Le 11 décembre 2oo9, les gens de parole ont pu rencontrer Anne Décoret, anthropologue de la danse, avant de participer à son atelier « échauffement du spectateur » puis de voir le spectacle « La Natura Delle Cose » de la compagnie Virgilio Sieni.

Retour sur l’échange…

















 Et tout d’abord, qu’est-ce qu’une « anthropologue de la danse »?
Anne explique : « ce n’est pas un métier au sens propre: plutôt qu’un poste, c’est une posture. »
Une posture qui combinerait alors ses deux passions :
« L’anthropologie est la science de l’altérité, de la diversité culturelle, une manière de s’intéresser à l’être humain… Car il n’existe qu’une catégorie : l’être humain. Son propre est d’inventer des différences.
Je suis spécialiste de la danse, dans laquelle il n’y a aucune hiérarchie : tout est intéressant.
Mon questionnement est celui-là : comment au quotidien faire avec cette diversité culturelle? »

Pour y répondre, Anne cumule plusieurs activités : « Je suis formatrice, enseignante, dans plusieurs domaines (connaissance de la danse, histoire chorégraphique…) et pour tous les publics. »
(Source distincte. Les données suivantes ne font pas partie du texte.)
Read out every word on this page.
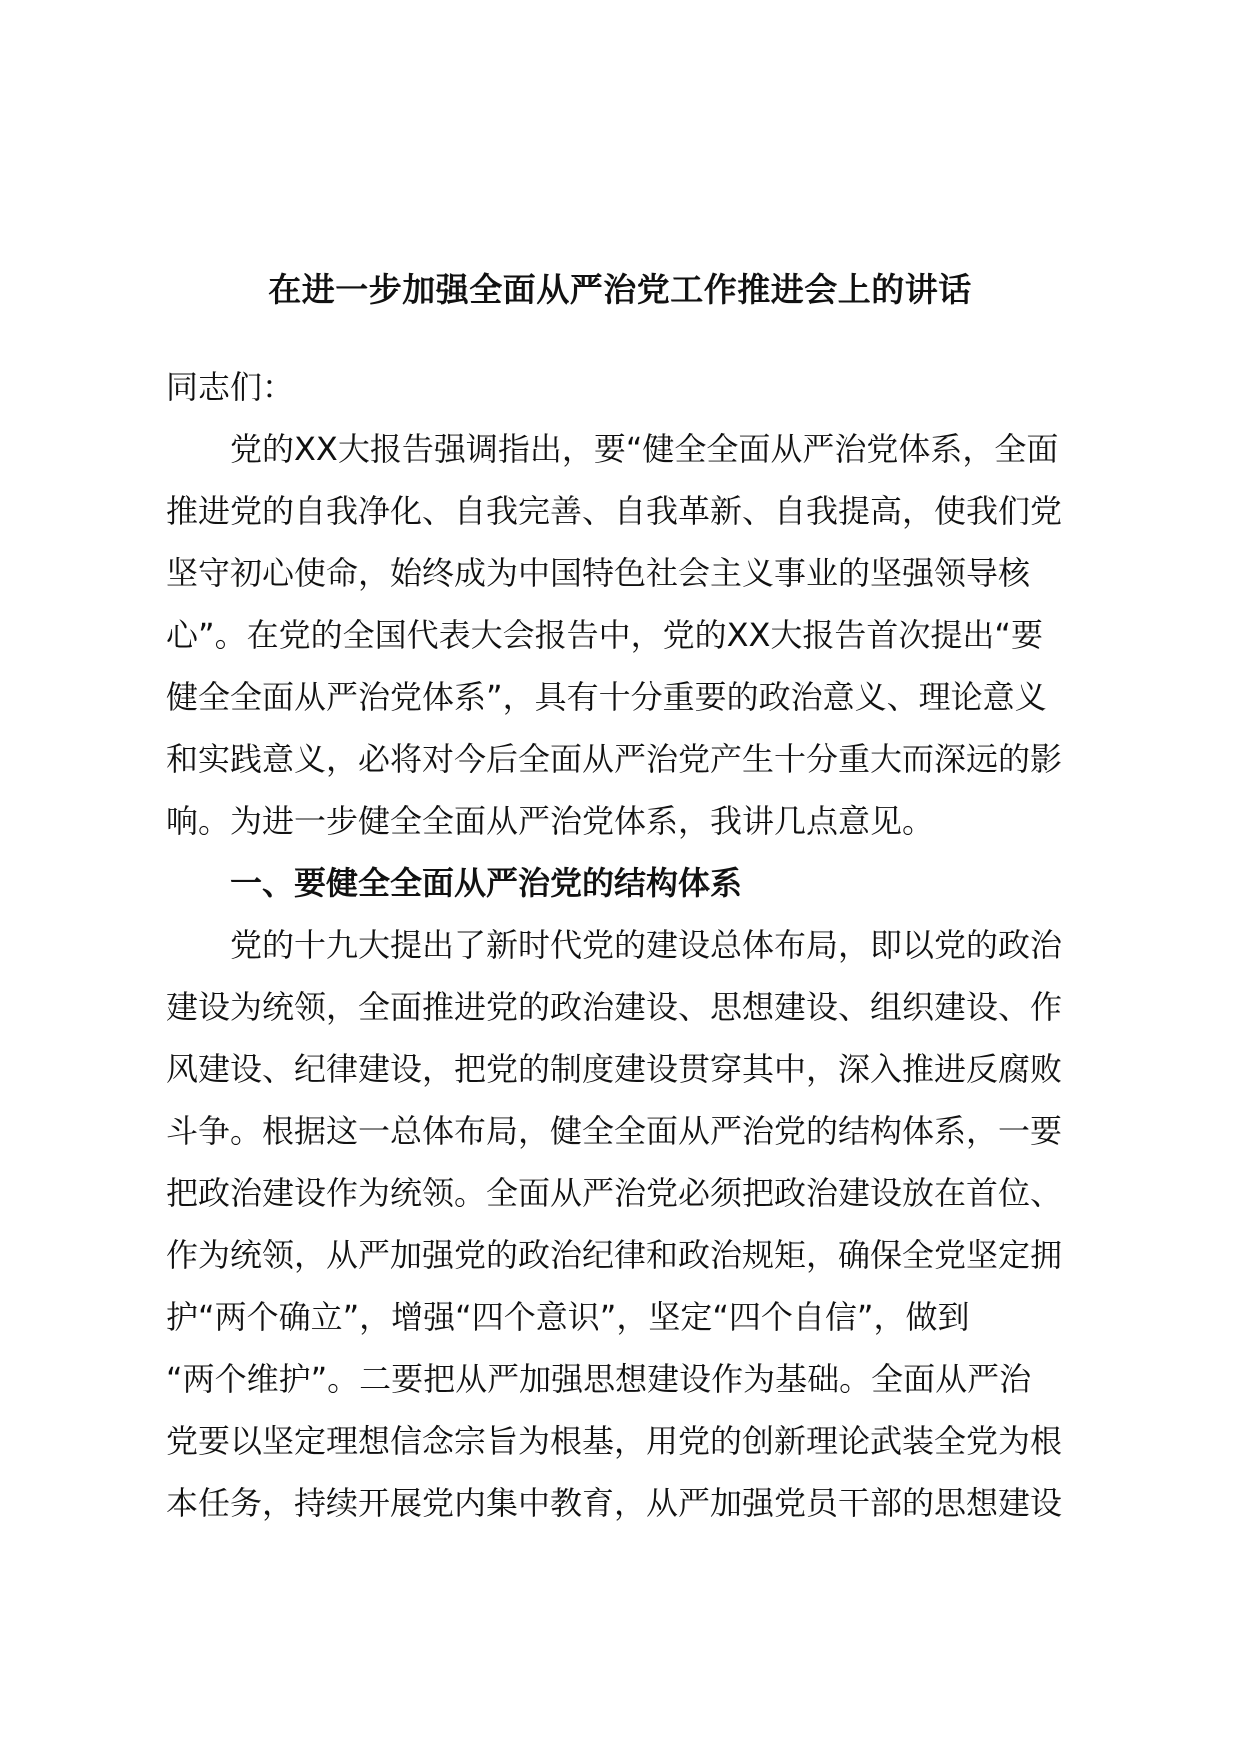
在进一步加强全面从严治党工作推进会上的讲话
同志们：
党的XX大报告强调指出，要“健全全面从严治党体系，全面
推进党的自我净化、自我完善、自我革新、自我提高，使我们党
坚守初心使命，始终成为中国特色社会主义事业的坚强领导核
心”。在党的全国代表大会报告中，党的XX大报告首次提出“要
健全全面从严治党体系”，具有十分重要的政治意义、理论意义
和实践意义，必将对今后全面从严治党产生十分重大而深远的影
响。为进一步健全全面从严治党体系，我讲几点意见。
一、要健全全面从严治党的结构体系
党的十九大提出了新时代党的建设总体布局，即以党的政治
建设为统领，全面推进党的政治建设、思想建设、组织建设、作
风建设、纪律建设，把党的制度建设贯穿其中，深入推进反腐败
斗争。根据这一总体布局，健全全面从严治党的结构体系，一要
把政治建设作为统领。全面从严治党必须把政治建设放在首位、
作为统领，从严加强党的政治纪律和政治规矩，确保全党坚定拥
护“两个确立”，增强“四个意识”，坚定“四个自信”，做到
“两个维护”。二要把从严加强思想建设作为基础。全面从严治
党要以坚定理想信念宗旨为根基，用党的创新理论武装全党为根
本任务，持续开展党内集中教育，从严加强党员干部的思想建设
Elle est aussi l’inventrice des ateliers «échauffement du spectateur» : ceux-ci sont proposés au public avant un spectacle donné et lui permettent, entre autres, d‘aborder quelques notions de danse propres a la représentation qui suit. A mi-chemin entre le cours de danse, l‘échauffement de théâtre et la rencontre avec des inconnus, cela est sans contexte une expérience unique!

D’où est venue à Anne cette idée?
« Les échauffements du spectateur sont nés du constat qu’en séminaires ou autres, quelqu’un a toujours la posture du savoir. Ici le spectateur peut participer, il s’agit d’un réel éveil. »
En plus de cette volonté de modifier le rapport habituel au savoir, Anne s’intéresse au phénomène des « neurones miroirs »  : découvert en 1992, il s’agit du fait que quand quelqu’un fait quelque chose, celui qui le regarde a   des neurones qui s’activent…
Regarder un spectacle n’est donc pas une activité passive, et c’est grâce aux ateliers du spectateur que le public peut, lui aussi, s’exprimer.


Pour y avoir participé ce soir là, certains gens de parole pourront vous l’affirmer : c’est bien un moment unique que nous avons vécu là avec Anne Décoret. Elle a notamment fait aborder au groupe les notions de jeunesse, vieillesse, de rapport à l’autre… avec le corps.
Plus tard dans le Hangar des Subs, ce sont des éléments que nous avons pu retrouver dans « La Natura Delle Cose », comme des clins d’œil à notre propre expérience.